The DVD did more than create a new means of exploiting old product. It created an industry devoted to transferring analogue celluloid motion pictures into the digital domain, of converting image and sound into data.

It seems a straightforward concept: point a film projector into the lens of an electronic camera. But the electronic reality is anything but simple. According to Paul Hearty, director of the Rogers Communications Centre at Ryerson University in Toronto, there are two principal hurdles in the digital archiving process: storage and obsolescence.

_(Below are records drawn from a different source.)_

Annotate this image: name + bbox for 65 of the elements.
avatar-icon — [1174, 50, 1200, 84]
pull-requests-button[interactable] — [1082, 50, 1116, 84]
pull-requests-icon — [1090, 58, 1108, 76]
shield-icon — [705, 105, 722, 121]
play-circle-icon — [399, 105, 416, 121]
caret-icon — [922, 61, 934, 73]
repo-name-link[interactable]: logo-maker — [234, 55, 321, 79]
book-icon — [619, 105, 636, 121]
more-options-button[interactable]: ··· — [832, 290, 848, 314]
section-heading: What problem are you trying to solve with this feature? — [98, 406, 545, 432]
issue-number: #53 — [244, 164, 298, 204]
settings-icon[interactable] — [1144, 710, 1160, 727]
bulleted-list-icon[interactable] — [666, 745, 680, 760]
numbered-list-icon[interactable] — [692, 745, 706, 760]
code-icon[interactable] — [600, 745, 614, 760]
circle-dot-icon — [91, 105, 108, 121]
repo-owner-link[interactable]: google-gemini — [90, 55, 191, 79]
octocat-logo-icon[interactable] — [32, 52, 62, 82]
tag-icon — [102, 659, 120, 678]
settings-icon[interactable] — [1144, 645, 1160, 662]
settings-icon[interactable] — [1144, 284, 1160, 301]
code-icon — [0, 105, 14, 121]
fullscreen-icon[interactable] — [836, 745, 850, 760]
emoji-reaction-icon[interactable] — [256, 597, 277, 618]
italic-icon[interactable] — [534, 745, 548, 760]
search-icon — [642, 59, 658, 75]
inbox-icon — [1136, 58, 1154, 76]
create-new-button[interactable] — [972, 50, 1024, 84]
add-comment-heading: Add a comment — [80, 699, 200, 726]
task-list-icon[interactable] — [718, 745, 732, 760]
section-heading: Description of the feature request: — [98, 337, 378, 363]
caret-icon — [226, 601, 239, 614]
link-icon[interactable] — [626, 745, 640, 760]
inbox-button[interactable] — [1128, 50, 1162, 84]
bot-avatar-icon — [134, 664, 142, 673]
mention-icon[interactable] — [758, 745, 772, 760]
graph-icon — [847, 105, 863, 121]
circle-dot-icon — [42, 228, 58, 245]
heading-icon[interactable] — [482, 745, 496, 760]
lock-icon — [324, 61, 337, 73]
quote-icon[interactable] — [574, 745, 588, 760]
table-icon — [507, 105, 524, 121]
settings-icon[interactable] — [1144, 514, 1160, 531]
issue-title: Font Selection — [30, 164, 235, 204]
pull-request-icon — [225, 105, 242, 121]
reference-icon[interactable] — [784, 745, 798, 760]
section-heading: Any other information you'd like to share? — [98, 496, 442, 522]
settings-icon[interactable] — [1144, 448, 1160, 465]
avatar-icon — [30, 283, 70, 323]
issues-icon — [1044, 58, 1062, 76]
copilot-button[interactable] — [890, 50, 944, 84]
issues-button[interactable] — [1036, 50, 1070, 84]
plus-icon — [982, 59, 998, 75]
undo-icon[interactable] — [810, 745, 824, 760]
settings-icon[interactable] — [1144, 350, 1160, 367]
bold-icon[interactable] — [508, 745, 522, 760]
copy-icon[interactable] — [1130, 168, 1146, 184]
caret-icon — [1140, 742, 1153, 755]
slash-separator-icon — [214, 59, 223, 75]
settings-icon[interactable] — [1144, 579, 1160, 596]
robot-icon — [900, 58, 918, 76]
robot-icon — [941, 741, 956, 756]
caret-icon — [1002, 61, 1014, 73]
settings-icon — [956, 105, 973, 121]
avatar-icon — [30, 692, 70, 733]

The more sophisticated the data rendering, the bigger the memory requirement. Hearty would know - as one of the pioneers of the North American HD TV standard, he is now working with image resolutions well beyond standard high-definition imagery. 'At seven gigabytes per second, that's a lot of storage,' he says.

Then there is the unnervingly brief lifespan of formats. The motion picture projector is more than 100 years old but functions pretty much the same as when it was invented. Not so with electronic technology: it is one thing to record a film but, says Hearty, how do you ensure your recording will be recoverable'

As the US studios began to digitise their libraries as part of the move into the DVD format, they had to make the best possible copy of the celluloid image. These are the masters. But the studios still retain all the VHS masters for the pre-recorded VHS tapes it sold. Which is a lot of tapes.

'As you lay down copies, you have to lay down machines so that people in the future can access those copies,' says Hearty. 'If you want to preserve film, you have to preserve projectors.' And so on.

Further, as the technology has increased in sophistication, as DVD has made way for HD-DVD and Blu-ray, the quality of the image recording has improved dramatically. But while digital-cinema technologists hope to exceed film in image quality, 'high-definition still can't match film at its best,' says Hearty. Which means the studios will have to hold on to their celluloid treasures for a while yet. There is life in those frames that has eluded capture.

Unfortunately, the process of converting old nitrate films to celluloid began too late for many films. Then again, it is something of a miracle that it happened at all. The University of California, Los Angeles (UCLA) film and television archive was launched as a rescue mission, when a film historian learned the studios were planning to dump their old negatives in the Pacific Ocean.

And what happens, heaven forbid, if Los Angeles is swallowed by an earthquake' Is that the end of the studios' archives'

'We have digital files stored in New Jersey,' says David Bishop, president of Sony Pictures Home Entertainment.